I guess the argument is that, if the afterlife doesn’t exist, then your experiences in life are meaningless because your soul won’t live on forever. But that’s like saying that you shouldn’t bother to paint your house because it’s just going to be torn down some day, or you shouldn’t send someone an e-mail because it’ll eventually get deleted.
I don’t believe in souls or any version of an afterlife (in case you’re new here) and from my perspective, this issue is completely the opposite of what theists believe. Doesn’t an eternal afterlife make this life much less meaningful?
When you don’t believe in an afterlife, you realize that this life is all there is, and you need to make the most of it that you can. You only get one shot, so make it a good one.
But if there’s no afterlife, doesn’t that mean that your “essence” — your life experiences, knowledge, and personality — are gone for good once you die? Well, yes and no; mostly yes. When you die, what’s left behind are the things and people you had an affect on,
If you had a family, you shaped their lives, and hopefully they’ll miss you and remember you. It’s a bit of a cliché, but you sort of live on in your children, if you have any. Through their lives, you shape their minds and personalities, you educate them, you help determine what they’ll do with their lives.
If you’re a teacher in any capacity, you affect many more lives, but naturally have much less of an affect than a parent does on their children. Teachers try to pass on the knowledge they’ve accumulated to their students.
Or maybe you write, or create art, or dig a ditch. Each of us leaves their mark on the world around them in some way.
However, all of this is impermanent. Eventually your writing will be lost, your art will deteriorate, your ditch will erode. The students you taught as a teacher will eventually forget you or die. Your children and their children will (hopefully) miss you, but their memories of you will fade with time, and as new generations are created, you’ll be forgotten; how many people out there even know the names of their great-great grandparents?
We all leave our mark on the world in some way, but inevitably nearly all of us will be forgotten. So does that mean we shouldn’t bother?

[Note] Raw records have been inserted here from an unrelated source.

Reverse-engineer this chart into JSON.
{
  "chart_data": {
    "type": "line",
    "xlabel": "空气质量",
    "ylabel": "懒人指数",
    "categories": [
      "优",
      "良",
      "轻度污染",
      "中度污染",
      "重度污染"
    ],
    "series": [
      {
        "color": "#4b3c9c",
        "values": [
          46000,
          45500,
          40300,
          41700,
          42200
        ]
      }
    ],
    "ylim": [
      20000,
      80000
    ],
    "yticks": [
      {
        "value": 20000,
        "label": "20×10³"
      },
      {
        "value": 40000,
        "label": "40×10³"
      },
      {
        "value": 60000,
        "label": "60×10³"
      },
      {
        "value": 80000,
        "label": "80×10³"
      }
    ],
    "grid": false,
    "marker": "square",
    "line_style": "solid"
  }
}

That just means that we need to make the most out of the time we have. Don’t just sit and mindlessly watch television. Experience life. Go see new things, go read new books, watch strange movies, learn about the world around you, and soak up every bit of what life has to offer. Create new things, pass on your knowledge, influence the future of humanity in any way you can (in a positive way, of course).
Consider chaos theory: even the tiniest changes now can alter the course of future events. If you’re a force for positive change in life, you’ll affect the future in minor, positive ways. And the more people who realize that all they can do is live life to the fullest to affect the world in their own small way, the better the future will be. It’s sort of like a non-supernatural version of Karma in a lot of ways.
To me, an afterlife greatly diminishes the value of living life at all. Why learn new things if “all will be revealed” when you die? The worst part is that most versions of the afterlife are thought to be places of perfection, where every desire is granted, all pains are lifted, and everyone is rejoined with their loved ones and deities. Why care so much about this life if the next one is so much better? And why do theists mourn their dead if they’re going on to a better place where we’ll presumably be able to join them one day?
If Heaven is real, then what is life, besides just an obstacle to be tolerated until you die, or a waiting room to sit and read old magazines in until the doctor is ready to see you? Far too often, I see people just biding their time until death. People put up with jobs they hate, people they’re tired of, and don’t care about the world around them.
But doesn’t a belief in an afterlife help people deal with the fact that they’re going to die someday? No, not really. The most glaringly obvious point against that idea is that by telling people that there’s an afterlife, you’re really telling them that they’re not going to die, at least not completely. If you never get used to the idea that you’re going to die, then it seems to me that you’re much less likely to live your life to the fullest, because you don’t really believe that it’s going to end. To me, that’s the greatest evil perpetrated by religion, though that’s obviously not the intention.
Getting used to the idea that there is no afterlife, and that once you’re dead you’re really dead, is difficult. I certainly haven’t. Maybe you never do. But that’s true no matter what you believe about death. In all likelihood, dying will always be scary, and losing loved ones will always be painful.
As an afterthought, I should point out that I realize that my examples of “living life to the fullest” are very utopian and probably unattainable. Am I living my life to the fullest? Nope. Is anyone? Maybe, but it’s rare. Living life to the fullest is an ideal, a goal. In fact, it’s a pretty vague and indefinable concept.
The real Heaven is a life well-lived, and perhaps the meaning of life is to leave the world better than it was when you entered it.